Er füllte unsere Weingläser und antwortete: »Ich bin nichtwirklich von Washington hergefahren. Ich bin mit dem Flugzeug von New York gekommen. Sparacino hat mich zu dir geschickt, um dich auszuhorchen und so viel über den Mord an Beryl zu erfahren wie möglich.«
Ich trank meinen Wein und schwieg für einen Augenblick, um die Fassung wiederzugewinnen.
Dann fragte ich: »Ist er irgendwie in den Mord an ihr verwickelt, Mark?«
»Zuerst hat mich das auch beschäftigt«, antwortete er. »Zumindest fragte ich mich, ob Sparacinos Spiel mit Harper nicht zu weit gegangen war, so dass dieser durchdrehte und Beryl ermordete. Aber dann wurde auch Harper umgebracht, die Zeit verging, und ich konnte nichts entdecken, was Sparacino mit den beiden Morden in Verbindung gebracht hätte. Ich glaube, er wollte, dass ich alles über den Mord an Beryl herausfand, weil er Angst hatte.«
»Fürchtete er, dass die Polizei ihre Papiere durchgehen und dabei vielleicht entdecken würde, dass er sie bei der Abrechnung ihrer Tantiemen übers Ohr gehauen hatte?«, fragte ich.
»Vielleicht.
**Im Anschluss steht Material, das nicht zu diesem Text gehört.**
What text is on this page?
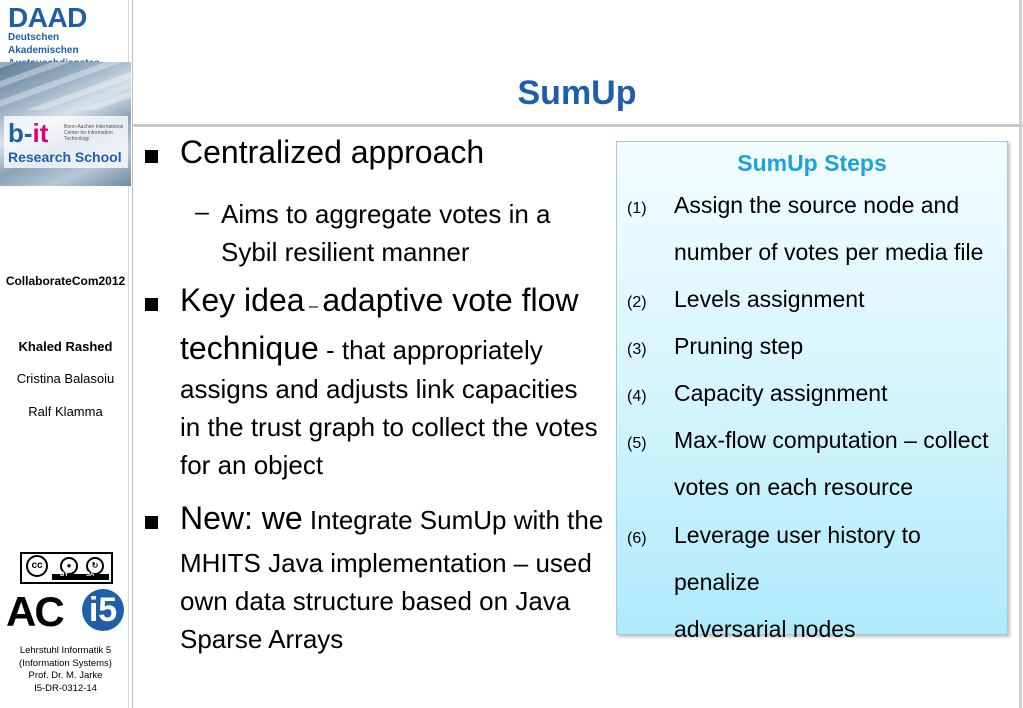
DAAD
Deutschen Akademischen
b-it	Bonn-Aachen International Center for Information Technology
Research School
CollaborateCom2012
Khaled Rashed
Cristina Balasoiu
Ralf Klamma
cc	●	↻
BY	SA
AC i5
Lehrstuhl Informatik 5
(Information Systems)
Prof. Dr. M. Jarke
I5-DR-0312-14
SumUp
Centralized approach
– Aims to aggregate votes in a
Sybil resilient manner
Key idea – adaptive vote flow
technique - that appropriately
assigns and adjusts link capacities
in the trust graph to collect the votes
for an object
New: we Integrate SumUp with the
MHITS Java implementation – used
own data structure based on Java
Sparse Arrays
SumUp Steps
(1) Assign the source node and
number of votes per media file
(2) Levels assignment
(3) Pruning step
(4) Capacity assignment
(5) Max-flow computation – collect
votes on each resource
(6) Leverage user history to penalize
adversarial nodes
Aber dass er ihr Manuskript haben will, weiß ich genau. Koste es, was es wolle. Über die anderen Dinge bin ich mir jedoch nicht so sicher.«
»Wie ist das mit dieser Klage, seiner Vendetta mit dem Generalstaatsanwalt? «
»Die hat eine Menge Staub aufgewirbelt«, antwortete Mark. »Sparacino hasst Ethridge. Es würde ihm eine große Freude bereiten, wenn er ihn demütigen oder sogar zum Rücktritt zwingen könnte.«
»Scott Partin war hier unten«, informierte ich ihn. »Und zwar vor nicht allzu langer Zeit. Er hat eine Menge Fragen über Beryl gestellt.«
»Interessant.« Mehr sagte er nicht und nahm noch einen Bissen von seinem Steak.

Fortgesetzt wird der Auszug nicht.